StopWasting My Gradients: Practical SVRG
Harikandeh, Reza
and
Ahmed, Mohamed Osama
and
Virani, Alim
and
Schmidt, Mark
and
Konecný, Jakub
and
Sallinen, Scott
Neural Information Processing Systems Conference - 2015 via Local Bibsonomy
Keywords:
dblp
This paper extends the stochastic optimization algorithm SVRG proposed in recent years. These modifications mainly includes: the convergence analysis of SVRG with corrupted full gradient; Mix the iteration of SGD and SVRG; the strategy of mini-batch; Using support vectors etc. For each modification, the author makes clear proofs and achieves linear convergence under smooth and strong convex assumptions. However, this paper's novelty is not big enough. The improvement of convergence rate is not obvious and the proof outline is very similar to the original SVRG. The key problem such as the support for non-strongly convex loss is still unsolved.
This paper starts with a key proposition showing that SVRG does not require a very accurate approximation of the total gradient of the objective function needed by SVRG algorithm.

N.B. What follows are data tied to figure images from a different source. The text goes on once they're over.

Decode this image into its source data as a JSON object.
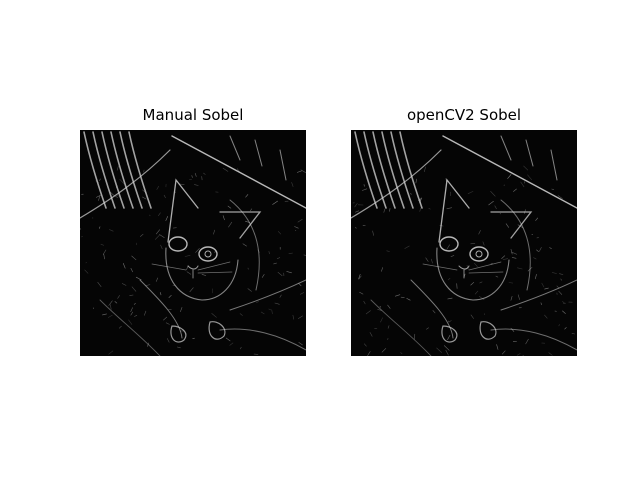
{
  "figure": {
    "panels": [
      {
        "title": "Manual Sobel",
        "image": "sobel-edge-map-cat"
      },
      {
        "title": "openCV2 Sobel",
        "image": "sobel-edge-map-cat"
      }
    ],
    "colors": {
      "background": "#ffffff",
      "edge_map_background": "#050505",
      "edge_stroke": "#d8d8d8"
    }
  }
}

The authors use this proposition to derive a batching SVRG algorithm with the same convergence rate as that of original SVRG. Then, the authors propose a mixed stochastic gradient/SVRG approach and give a convergence proof for such a scheme. As a different approach of speeding up, the authors proposed a speed-up technique for Huberized hinge-loss support vector machine.